- Say It (Over And Over Again)
- You Don't Know What Love Is
- Too Young To Go Steady
- All Or Nothing At All
- I Wish I Knew
- What's New
- It's Easy To Remember
- Nancy (With The Laughing Face)
Personnel:
John Coltrane, tenor sax
McCoy Tyner, piano
Jimmy Garrison, bass
Elvin Jones, drums
Throughout John Coltrane's
discography there are a handful of decisive and controversial albums
that split his listening camp into factions. Generally, these occur in
his later-period works such as Om and Ascension, which push into some pretty heady blowing. As a contrast, Ballads is often criticized as too easy and as too much of a compromise between Coltrane
and Impulse! (the two had just entered into the first year of label
representation). Seen as an answer to critics who found his work
complicated with too many notes and too thin a concept, Ballads has even been accused of being a record that Coltrane
didn't want to make. These conspiracy theories (and there are more)
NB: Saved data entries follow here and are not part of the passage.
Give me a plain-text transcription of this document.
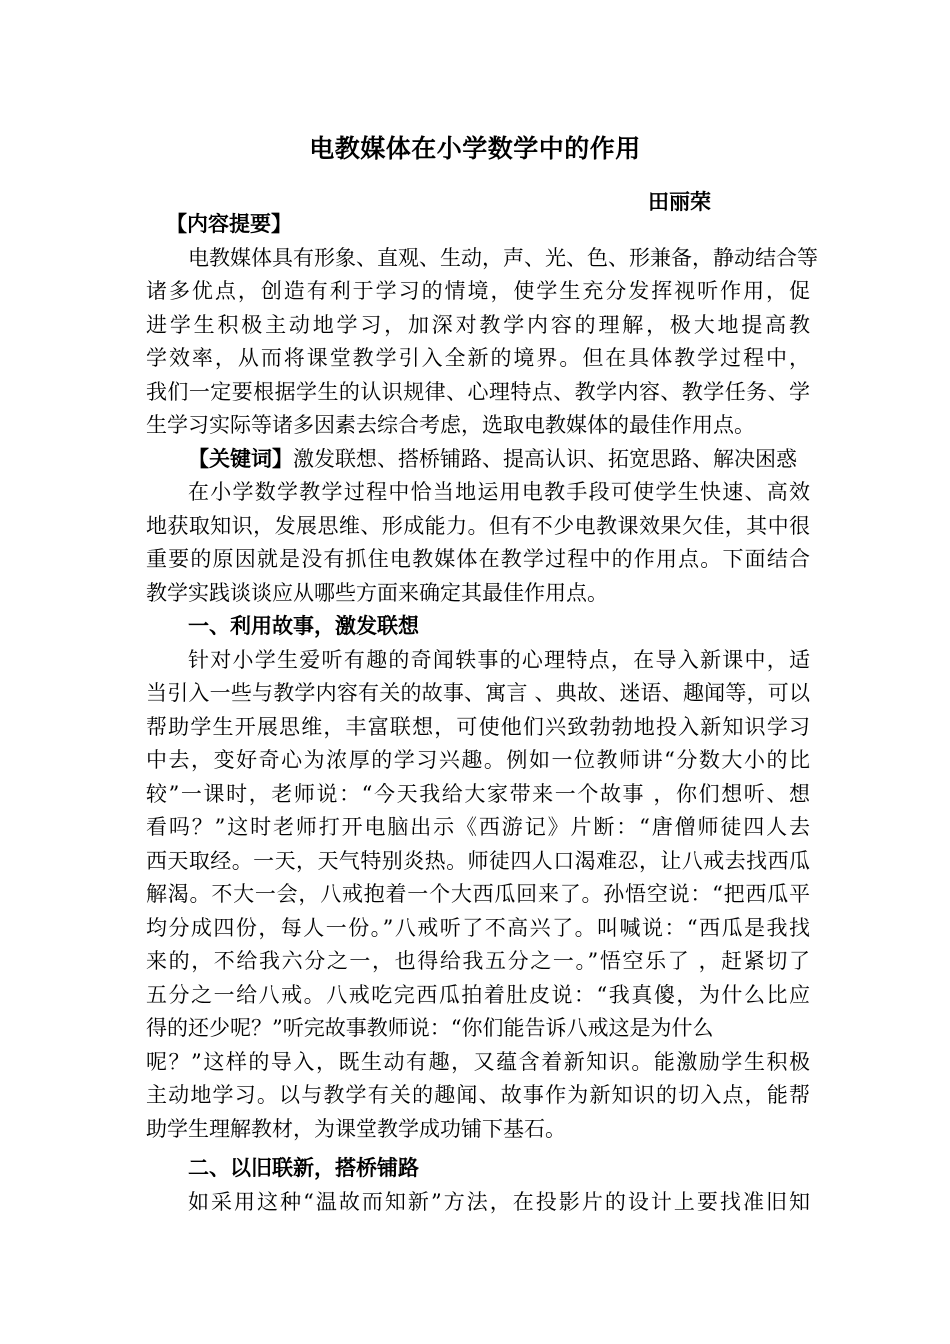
电教媒体在小学数学中的作用
田丽荣
【内容提要】
电教媒体具有形象、直观、生动，声、光、色、形兼备，静动结合等
诸多优点，创造有利于学习的情境，使学生充分发挥视听作用，促
进学生积极主动地学习，加深对教学内容的理解，极大地提高教
学效率，从而将课堂教学引入全新的境界。但在具体教学过程中，
我们一定要根据学生的认识规律、心理特点、教学内容、教学任务、学
生学习实际等诸多因素去综合考虑，选取电教媒体的最佳作用点。
【关键词】激发联想、搭桥铺路、提高认识、拓宽思路、解决困惑
在小学数学教学过程中恰当地运用电教手段可使学生快速、高效
地获取知识，发展思维、形成能力。但有不少电教课效果欠佳，其中很
重要的原因就是没有抓住电教媒体在教学过程中的作用点。下面结合
教学实践谈谈应从哪些方面来确定其最佳作用点。
一、利用故事，激发联想
针对小学生爱听有趣的奇闻轶事的心理特点，在导入新课中，适
当引入一些与教学内容有关的故事、寓言 、典故、迷语、趣闻等，可以
帮助学生开展思维，丰富联想，可使他们兴致勃勃地投入新知识学习
中去，变好奇心为浓厚的学习兴趣。例如一位教师讲“分数大小的比
较”一课时，老师说：“今天我给大家带来一个故事 ，你们想听、想
看吗？”这时老师打开电脑出示《西游记》片断：“唐僧师徒四人去
西天取经。一天，天气特别炎热。师徒四人口渴难忍，让八戒去找西瓜
解渴。不大一会，八戒抱着一个大西瓜回来了。孙悟空说：“把西瓜平
均分成四份，每人一份。”八戒听了不高兴了。叫喊说：“西瓜是我找
来的，不给我六分之一，也得给我五分之一。”悟空乐了 ，赶紧切了
五分之一给八戒。八戒吃完西瓜拍着肚皮说：“我真傻，为什么比应
得的还少呢？”听完故事教师说：“你们能告诉八戒这是为什么
呢？”这样的导入，既生动有趣，又蕴含着新知识。能激励学生积极
主动地学习。以与教学有关的趣闻、故事作为新知识的切入点，能帮
助学生理解教材，为课堂教学成功铺下基石。
二、以旧联新，搭桥铺路
如采用这种“温故而知新”方法，在投影片的设计上要找准旧知
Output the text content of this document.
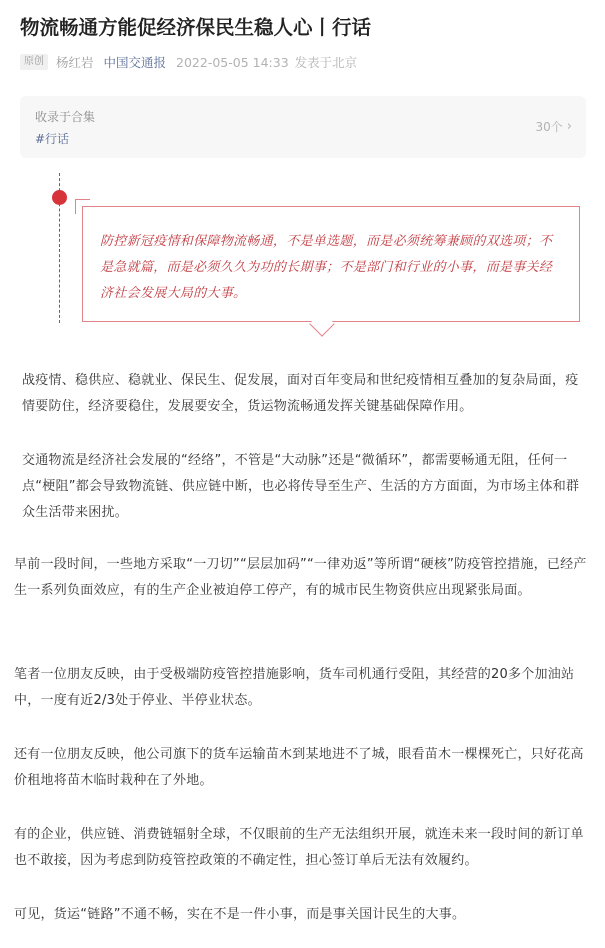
物流畅通方能促经济保民生稳人心丨行话
原创 杨红岩 中国交通报 2022-05-05 14:33 发表于北京
收录于合集
#行话
30个 ›

防控新冠疫情和保障物流畅通，不是单选题，而是必须统筹兼顾的双选项；不是急就篇，而是必须久久为功的长期事；不是部门和行业的小事，而是事关经济社会发展大局的大事。

战疫情、稳供应、稳就业、保民生、促发展，面对百年变局和世纪疫情相互叠加的复杂局面，疫情要防住，经济要稳住，发展要安全，货运物流畅通发挥关键基础保障作用。

交通物流是经济社会发展的“经络”，不管是“大动脉”还是“微循环”，都需要畅通无阻，任何一点“梗阻”都会导致物流链、供应链中断，也必将传导至生产、生活的方方面面，为市场主体和群众生活带来困扰。

早前一段时间，一些地方采取“一刀切”“层层加码”“一律劝返”等所谓“硬核”防疫管控措施，已经产生一系列负面效应，有的生产企业被迫停工停产，有的城市民生物资供应出现紧张局面。

笔者一位朋友反映，由于受极端防疫管控措施影响，货车司机通行受阻，其经营的20多个加油站中，一度有近2/3处于停业、半停业状态。

还有一位朋友反映，他公司旗下的货车运输苗木到某地进不了城，眼看苗木一棵棵死亡，只好花高价租地将苗木临时栽种在了外地。

有的企业，供应链、消费链辐射全球，不仅眼前的生产无法组织开展，就连未来一段时间的新订单也不敢接，因为考虑到防疫管控政策的不确定性，担心签订单后无法有效履约。

可见，货运“链路”不通不畅，实在不是一件小事，而是事关国计民生的大事。
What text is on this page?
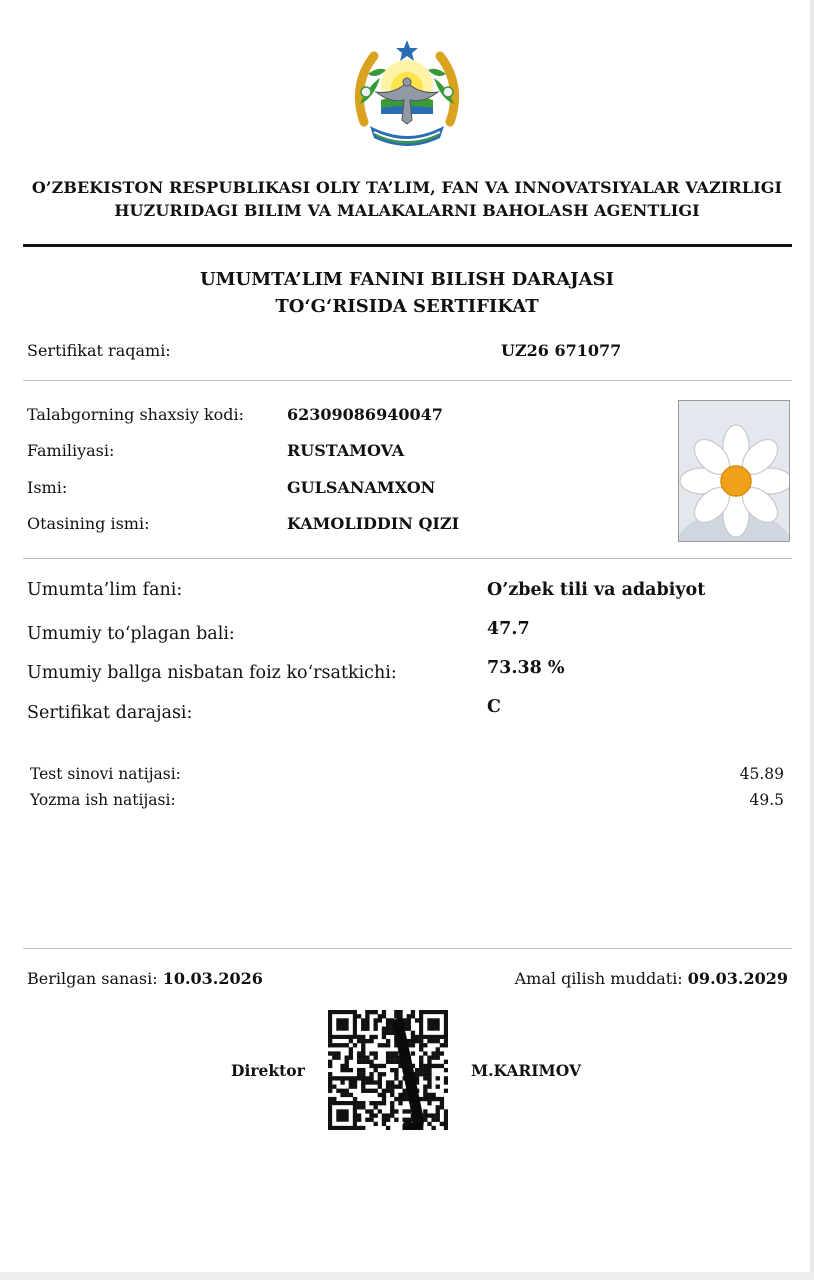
O’ZBEKISTON RESPUBLIKASI OLIY TA’LIM, FAN VA INNOVATSIYALAR VAZIRLIGI
HUZURIDAGI BILIM VA MALAKALARNI BAHOLASH AGENTLIGI
UMUMTA’LIM FANINI BILISH DARAJASI
TO‘G‘RISIDA SERTIFIKAT
Sertifikat raqami:	UZ26 671077
Talabgorning shaxsiy kodi:	62309086940047
Familiyasi:	RUSTAMOVA
Ismi:	GULSANAMXON
Otasining ismi:	KAMOLIDDIN QIZI
Umumta’lim fani:	O’zbek tili va adabiyot
Umumiy to‘plagan bali:	47.7
Umumiy ballga nisbatan foiz ko‘rsatkichi:	73.38 %
Sertifikat darajasi:	C
Test sinovi natijasi:	45.89
Yozma ish natijasi:	49.5
Berilgan sanasi: 10.03.2026	Amal qilish muddati: 09.03.2029
Direktor	M.KARIMOV
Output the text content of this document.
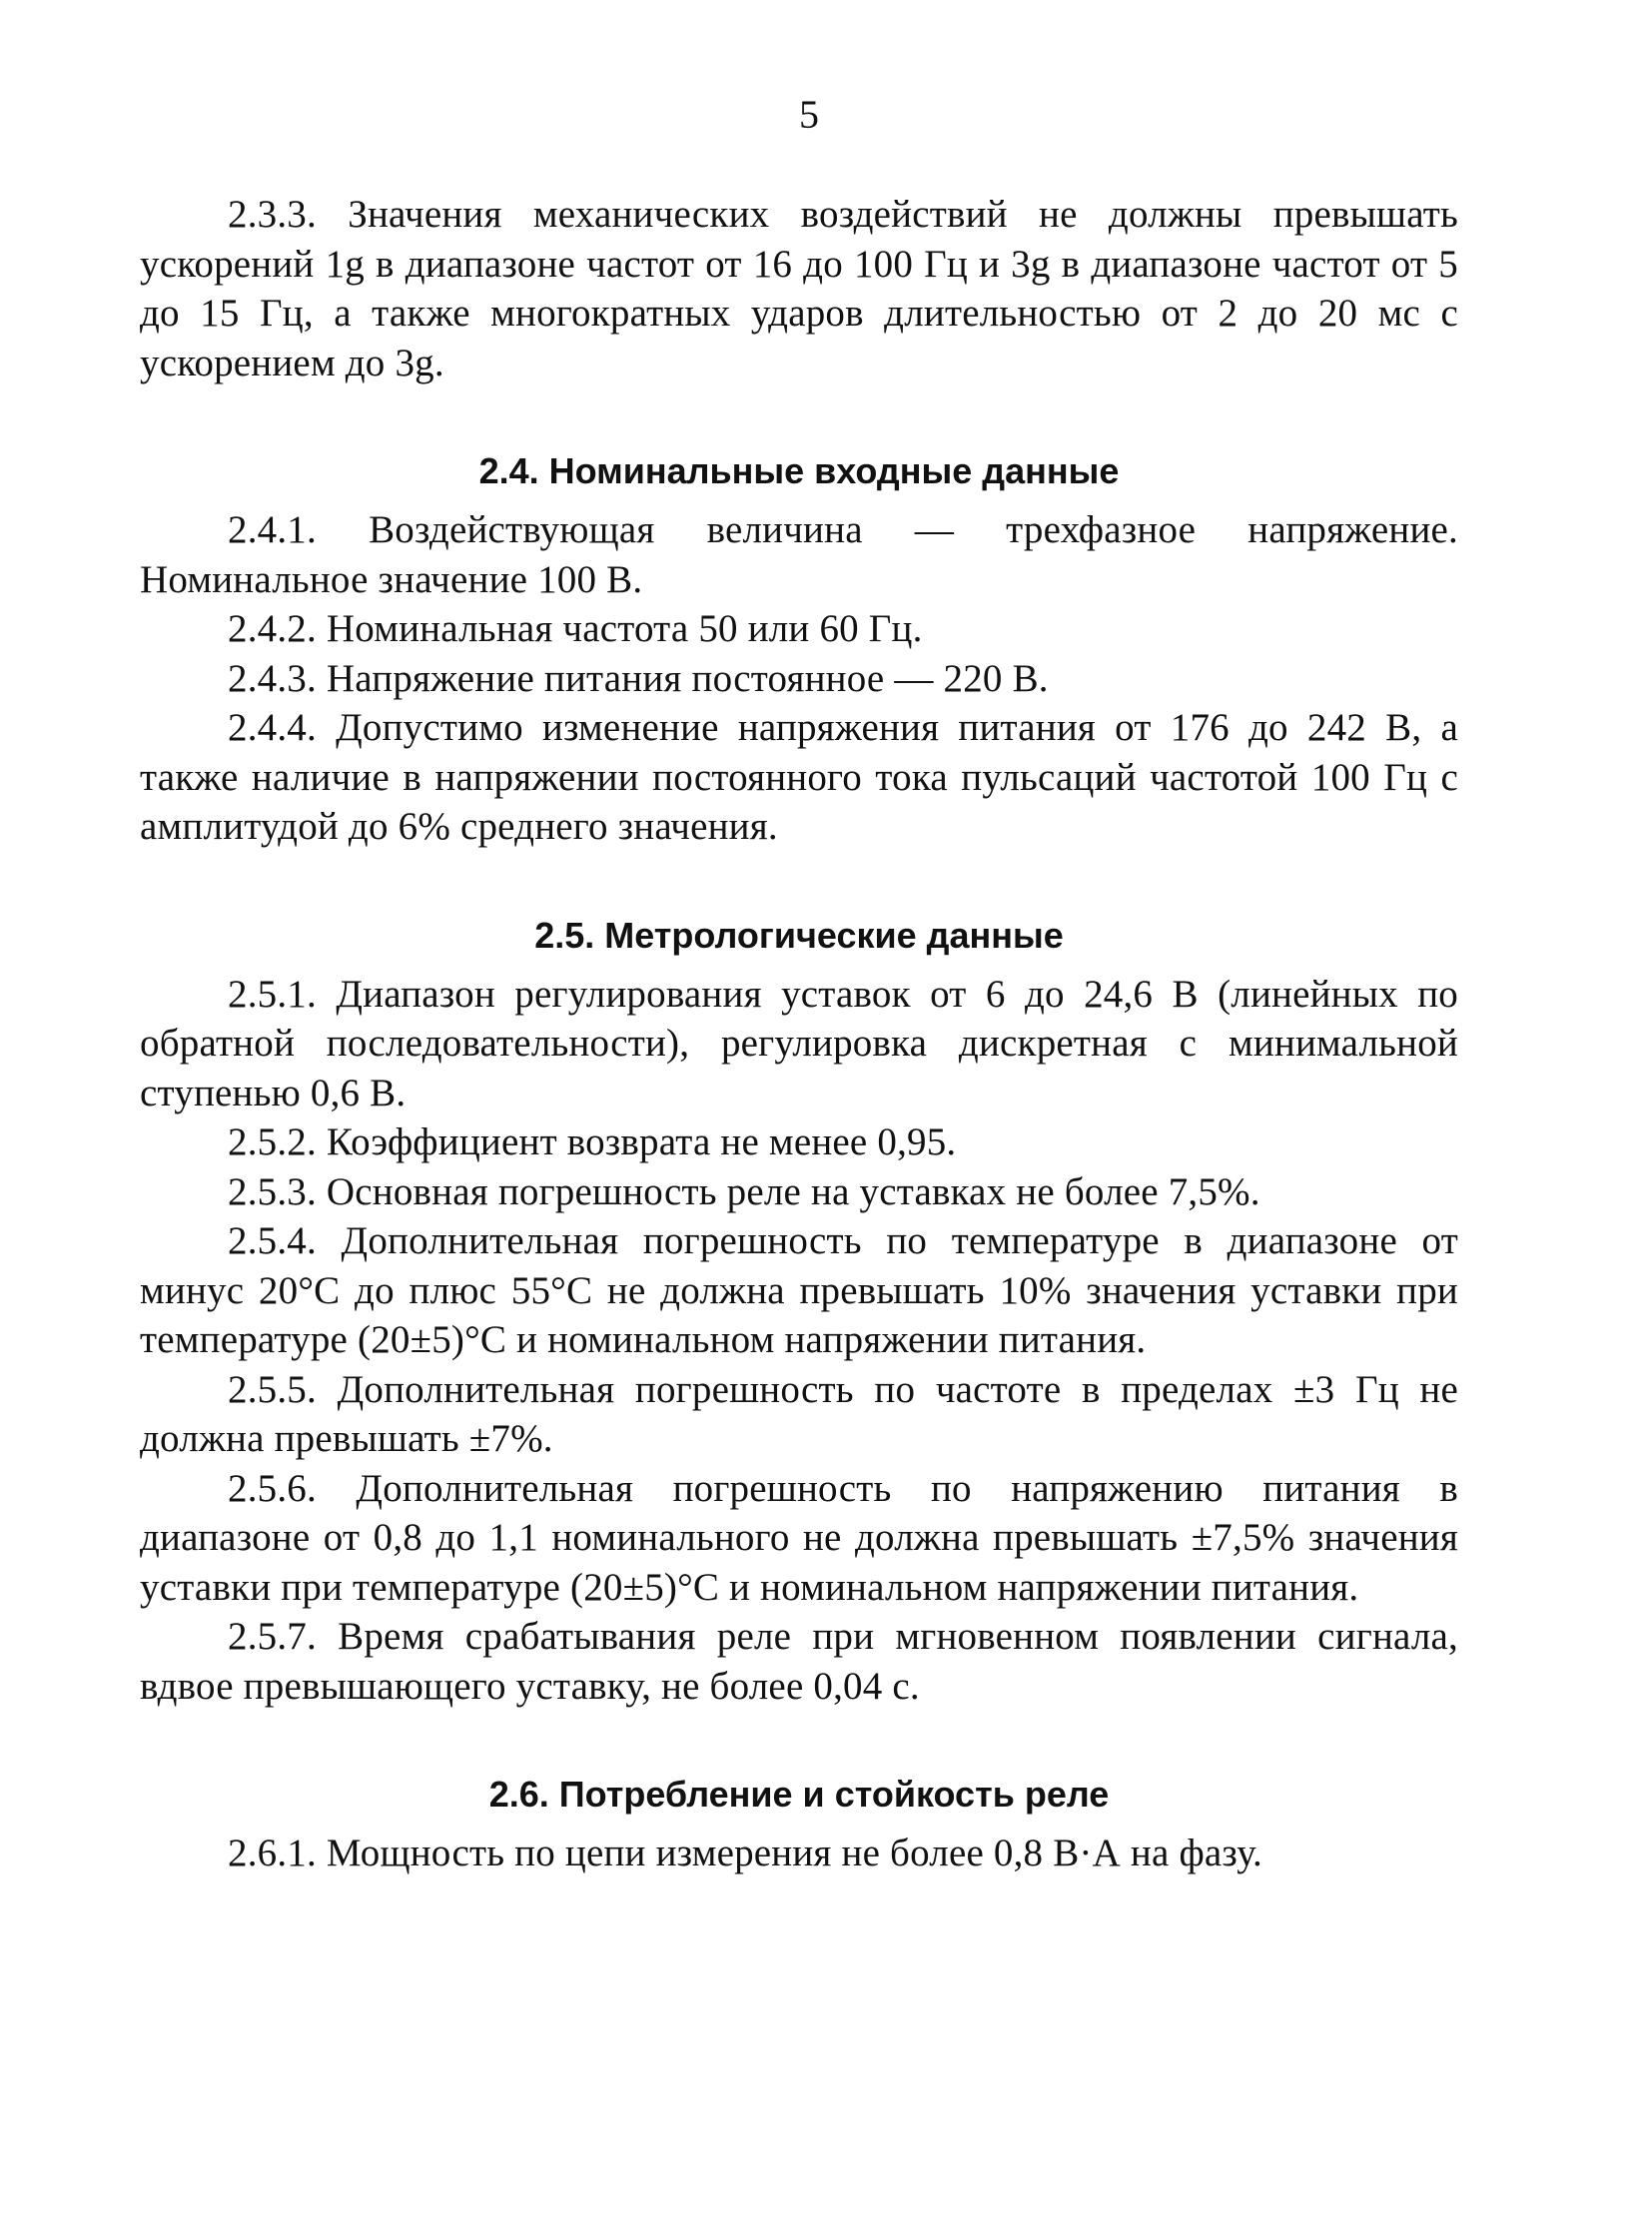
5

2.3.3. Значения механических воздействий не должны превышать ускорений 1g в диапазоне частот от 16 до 100 Гц и 3g в диапазоне частот от 5 до 15 Гц, а также многократных ударов длительностью от 2 до 20 мс с ускорением до 3g.

2.4. Номинальные входные данные

2.4.1. Воздействующая величина — трехфазное напряжение. Номинальное значение 100 В.

2.4.2. Номинальная частота 50 или 60 Гц.

2.4.3. Напряжение питания постоянное — 220 В.

2.4.4. Допустимо изменение напряжения питания от 176 до 242 В, а также наличие в напряжении постоянного тока пульсаций частотой 100 Гц с амплитудой до 6% среднего значения.

2.5. Метрологические данные

2.5.1. Диапазон регулирования уставок от 6 до 24,6 В (линейных по обратной последовательности), регулировка дискретная с минимальной ступенью 0,6 В.

2.5.2. Коэффициент возврата не менее 0,95.

2.5.3. Основная погрешность реле на уставках не более 7,5%.

2.5.4. Дополнительная погрешность по температуре в диапазоне от минус 20°С до плюс 55°С не должна превышать 10% значения уставки при температуре (20±5)°С и номинальном напряжении питания.

2.5.5. Дополнительная погрешность по частоте в пределах ±3 Гц не должна превышать ±7%.

2.5.6. Дополнительная погрешность по напряжению питания в диапазоне от 0,8 до 1,1 номинального не должна превышать ±7,5% значения уставки при температуре (20±5)°С и номинальном напряжении питания.

2.5.7. Время срабатывания реле при мгновенном появлении сигнала, вдвое превышающего уставку, не более 0,04 с.

2.6. Потребление и стойкость реле

2.6.1. Мощность по цепи измерения не более 0,8 В·А на фазу.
really just get in the way of enjoying a perfectly fine album of Coltrane
doing what he always did -- exploring new avenues and modes in an
inexhaustible search for personal and artistic enlightenment. With Ballads he looks into the warmer side of things, a path he would take with both Johnny Hartman (on John Coltrane & Johnny Hartman) and with Duke Ellington (on Duke Ellington and John Coltrane). Here he lays out for McCoy Tyner
mostly, and the results positively shimmer at times. He's not
aggressive, and he's not outwardly. Instead he's introspective and at
times even predictable, but that is precisely Ballads' draw.